Wednesday, February 21, 2007

Keeping one's head above water

Several weeks ago, the Intergovernmental Panel on Climate Change (IPCC) has issue its latest landmark report and the evidence for human-induced global warming appears ever more robust. As the journal Nature says: "The debate is no longer about whether we can believe the numbers, but what we should do about them."

Now the American Association for the Advancement of Science, the world's largest scientific society, has issued its own consensus statement on global warming and concludes: "The evidence is clear: global climate change caused by human activities is occurring now and is a growing threat to society."

The issue is of particular concern to low-lying island nations like the Bahamas. A sea-level rise of several feet would put much of this country underwater and make the rest vulnerable to hurricane surges. There is only a single speck of land in the entire nation as high as Disney World's Space Mountain.

The squabbles between climatologists and politicians are of little comfort to people who live in a nation that barely rise above the waves. When Hurricane Lily blew across this island a decade ago, lots of folks found fish on their front porches. If the most drastic predictions about global warming transpire, the fish will be swimming in the front door.

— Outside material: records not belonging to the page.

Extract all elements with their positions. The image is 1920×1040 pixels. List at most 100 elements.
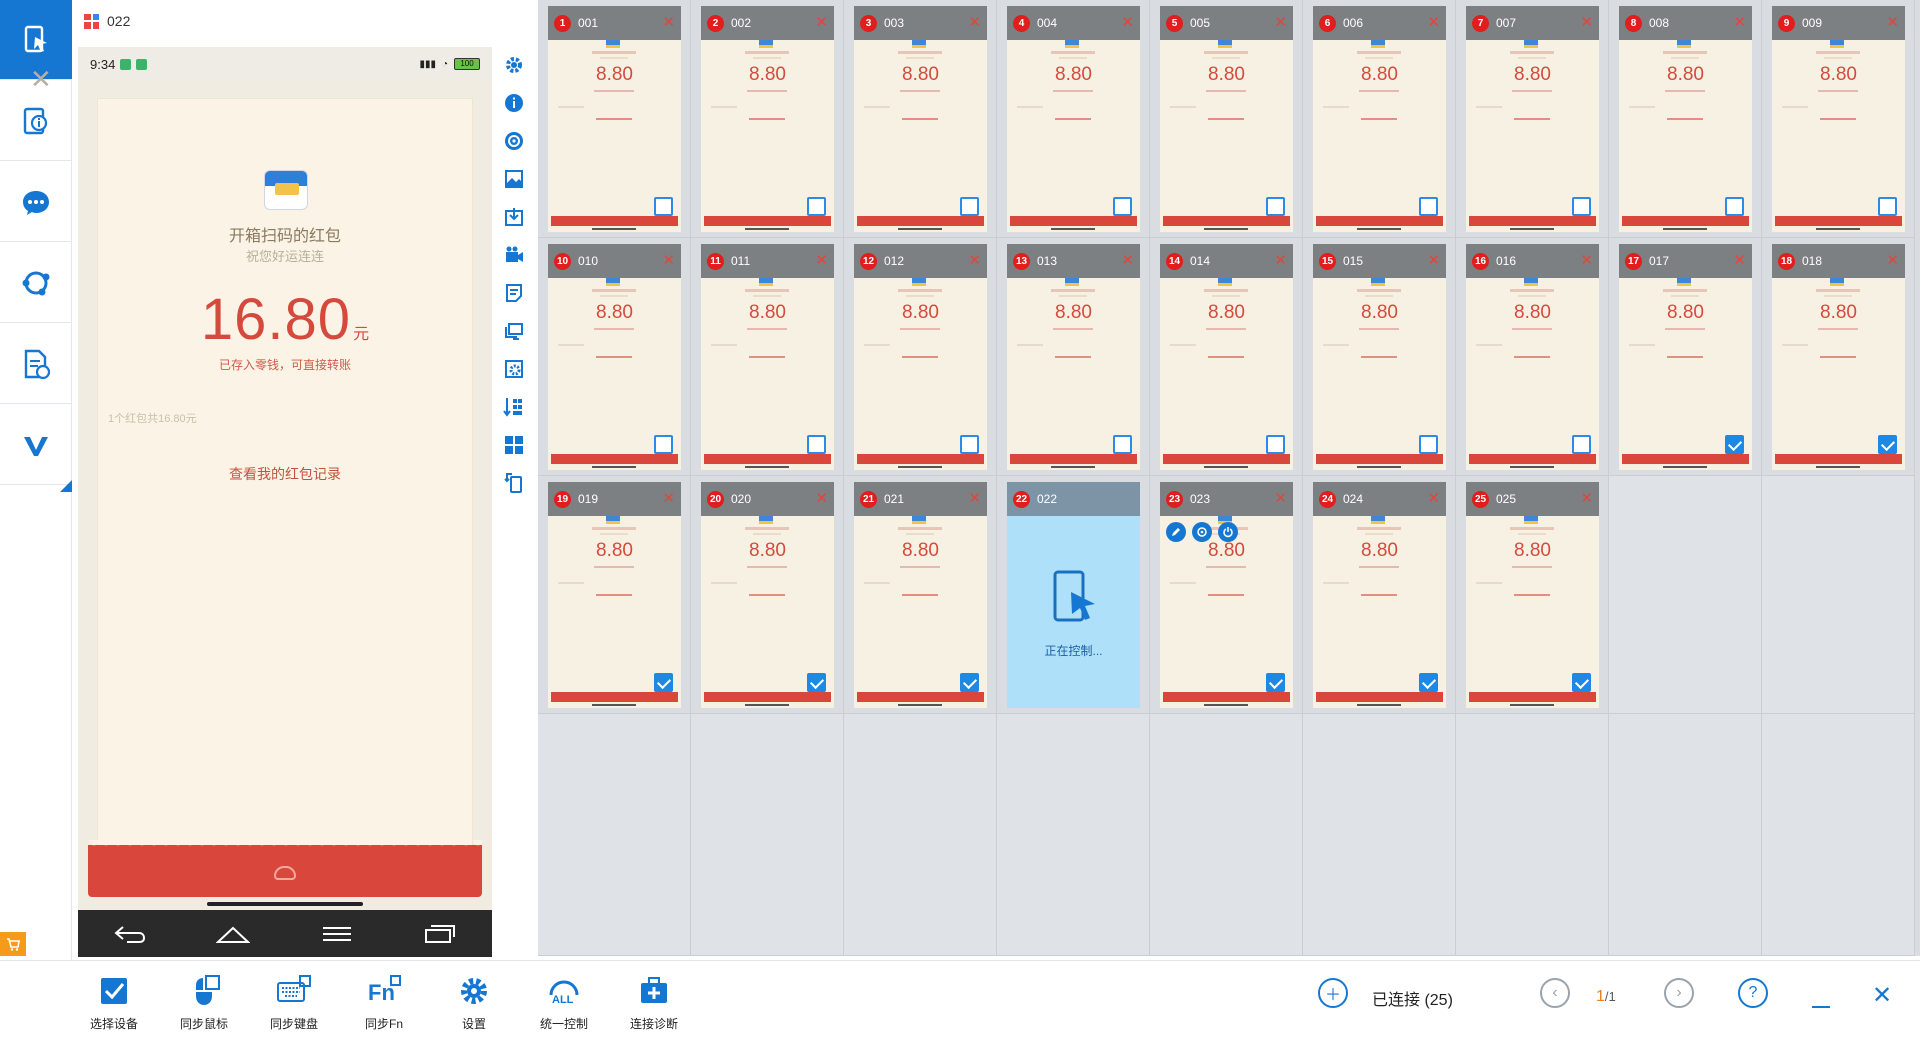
close-window-button[interactable]: ✕ (1872, 984, 1892, 1008)
device-tile[interactable]: 8.80 13 013 ✕ (1007, 244, 1140, 470)
close-icon[interactable]: ✕ (30, 64, 52, 95)
device-tile[interactable]: 8.80 4 004 ✕ (1007, 6, 1140, 232)
sidebar-item-sync[interactable] (0, 243, 72, 323)
diagnose-button[interactable]: 连接诊断 (614, 973, 694, 1032)
device-tile[interactable]: 8.80 8 008 ✕ (1619, 6, 1752, 232)
sync-keyboard-button[interactable]: 同步键盘 (254, 973, 334, 1032)
close-icon[interactable]: ✕ (1886, 13, 1899, 31)
tool-upload[interactable] (500, 198, 528, 236)
tool-notes[interactable] (500, 274, 528, 312)
tool-advanced-settings[interactable] (500, 350, 528, 388)
device-select-checkbox[interactable] (654, 435, 673, 454)
close-icon[interactable]: ✕ (815, 489, 828, 507)
target-icon[interactable] (1192, 522, 1212, 542)
device-tile[interactable]: 8.80 7 007 ✕ (1466, 6, 1599, 232)
tool-screenshot[interactable] (500, 160, 528, 198)
device-tile[interactable]: 8.80 16 016 ✕ (1466, 244, 1599, 470)
sidebar-collapse-corner[interactable] (60, 480, 72, 492)
device-select-checkbox[interactable] (1266, 197, 1285, 216)
device-tile[interactable]: 8.80 9 009 ✕ (1772, 6, 1905, 232)
device-select-checkbox[interactable] (1725, 197, 1744, 216)
close-icon[interactable]: ✕ (1580, 251, 1593, 269)
device-select-checkbox[interactable] (1419, 197, 1438, 216)
next-page-button[interactable]: › (1664, 978, 1694, 1008)
device-select-checkbox[interactable] (1878, 435, 1897, 454)
close-icon[interactable]: ✕ (662, 251, 675, 269)
device-tile[interactable]: 8.80 6 006 ✕ (1313, 6, 1446, 232)
close-icon[interactable]: ✕ (662, 13, 675, 31)
add-device-button[interactable]: ＋ (1318, 978, 1348, 1008)
home-button[interactable] (203, 914, 263, 954)
close-icon[interactable]: ✕ (1427, 489, 1440, 507)
device-select-checkbox[interactable] (1113, 435, 1132, 454)
device-tile[interactable]: 8.80 14 014 ✕ (1160, 244, 1293, 470)
tool-rotate[interactable] (500, 464, 528, 502)
device-select-checkbox[interactable] (1419, 435, 1438, 454)
device-select-checkbox[interactable] (960, 197, 979, 216)
device-tile[interactable]: 8.80 11 011 ✕ (701, 244, 834, 470)
close-icon[interactable]: ✕ (662, 489, 675, 507)
close-icon[interactable]: ✕ (1886, 251, 1899, 269)
device-tile[interactable]: 8.80 3 003 ✕ (854, 6, 987, 232)
device-tile[interactable]: 8.80 10 010 ✕ (548, 244, 681, 470)
sync-mouse-button[interactable]: 同步鼠标 (164, 973, 244, 1032)
close-icon[interactable]: ✕ (1733, 13, 1746, 31)
device-tile[interactable]: 8.80 25 025 ✕ (1466, 482, 1599, 708)
device-tile-controlling[interactable]: 22 022 正在控制... (1007, 482, 1140, 708)
device-tile[interactable]: 8.80 5 005 ✕ (1160, 6, 1293, 232)
tool-target[interactable] (500, 122, 528, 160)
sidebar-item-file-sync[interactable] (0, 324, 72, 404)
device-select-checkbox[interactable] (1572, 197, 1591, 216)
close-icon[interactable]: ✕ (1274, 13, 1287, 31)
device-select-checkbox[interactable] (1113, 197, 1132, 216)
device-select-checkbox[interactable] (960, 673, 979, 692)
sidebar-item-brand[interactable] (0, 405, 72, 485)
sync-fn-button[interactable]: Fn 同步Fn (344, 973, 424, 1032)
device-tile[interactable]: 8.80 19 019 ✕ (548, 482, 681, 708)
prev-page-button[interactable]: ‹ (1540, 978, 1570, 1008)
close-icon[interactable]: ✕ (1427, 251, 1440, 269)
menu-button[interactable] (307, 914, 367, 954)
close-icon[interactable]: ✕ (1121, 13, 1134, 31)
close-icon[interactable]: ✕ (1427, 13, 1440, 31)
device-select-checkbox[interactable] (1419, 673, 1438, 692)
device-select-checkbox[interactable] (1266, 673, 1285, 692)
edit-icon[interactable] (1166, 522, 1186, 542)
red-packet-history-link[interactable]: 查看我的红包记录 (78, 464, 492, 484)
close-icon[interactable]: ✕ (1274, 489, 1287, 507)
device-select-checkbox[interactable] (1572, 435, 1591, 454)
device-select-checkbox[interactable] (1572, 673, 1591, 692)
close-icon[interactable]: ✕ (968, 251, 981, 269)
device-select-checkbox[interactable] (960, 435, 979, 454)
device-tile[interactable]: 8.80 2 002 ✕ (701, 6, 834, 232)
close-icon[interactable]: ✕ (968, 489, 981, 507)
device-select-checkbox[interactable] (807, 673, 826, 692)
select-devices-button[interactable]: 选择设备 (74, 973, 154, 1032)
power-icon[interactable] (1218, 522, 1238, 542)
minimize-button[interactable] (1808, 980, 1834, 1010)
device-select-checkbox[interactable] (1878, 197, 1897, 216)
close-icon[interactable]: ✕ (1733, 251, 1746, 269)
device-select-checkbox[interactable] (1266, 435, 1285, 454)
device-tile[interactable]: 8.80 17 017 ✕ (1619, 244, 1752, 470)
close-icon[interactable]: ✕ (815, 13, 828, 31)
device-select-checkbox[interactable] (654, 673, 673, 692)
device-tile[interactable]: 8.80 24 024 ✕ (1313, 482, 1446, 708)
tool-settings[interactable] (500, 46, 528, 84)
device-select-checkbox[interactable] (1725, 435, 1744, 454)
device-select-checkbox[interactable] (654, 197, 673, 216)
device-tile[interactable]: 8.80 1 001 ✕ (548, 6, 681, 232)
tool-info[interactable] (500, 84, 528, 122)
tool-screen-cast[interactable] (500, 312, 528, 350)
close-icon[interactable]: ✕ (1121, 251, 1134, 269)
device-tile[interactable]: 8.80 23 023 ✕ (1160, 482, 1293, 708)
device-tile[interactable]: 8.80 12 012 ✕ (854, 244, 987, 470)
tool-download[interactable] (500, 388, 528, 426)
device-select-checkbox[interactable] (807, 435, 826, 454)
close-icon[interactable]: ✕ (1580, 13, 1593, 31)
tool-keypad[interactable] (500, 426, 528, 464)
close-icon[interactable]: ✕ (1580, 489, 1593, 507)
tool-record[interactable] (500, 236, 528, 274)
unified-control-button[interactable]: ALL 统一控制 (524, 973, 604, 1032)
device-tile[interactable]: 8.80 21 021 ✕ (854, 482, 987, 708)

Ironically, these islands wouldn't be here at all if it weren't for ups and downs of the sea caused by the Ice Ages. During the last interglacial period, sea level was about 15 feet higher than now, and the Bahamas were reduced to a few ridge tops. During glacial periods, when the sea was hundreds of feet lower, most of the broad Bahama Bank was high and dry, and winds blew up the dunes that provide the backbones of the present islands.

Bahamians learn this geological history in school, so they know what sea-level change is all about. The Bahamian government mouths an official policy of prudential planning, but immediate economic gain, rather than prudence, appears to guide action in such things as shore development.

And who will blame them? As long as the US government continues to oppose most actions or incentives aimed at reducing greenhouse emissions, why should a poor nation like the Bahamas make economic sacrifices? If global warming is real, as the IPCC and the AAAS insist, it is not Bahamians who have caused the problem. They will, of course, be among the first to suffer the consequences.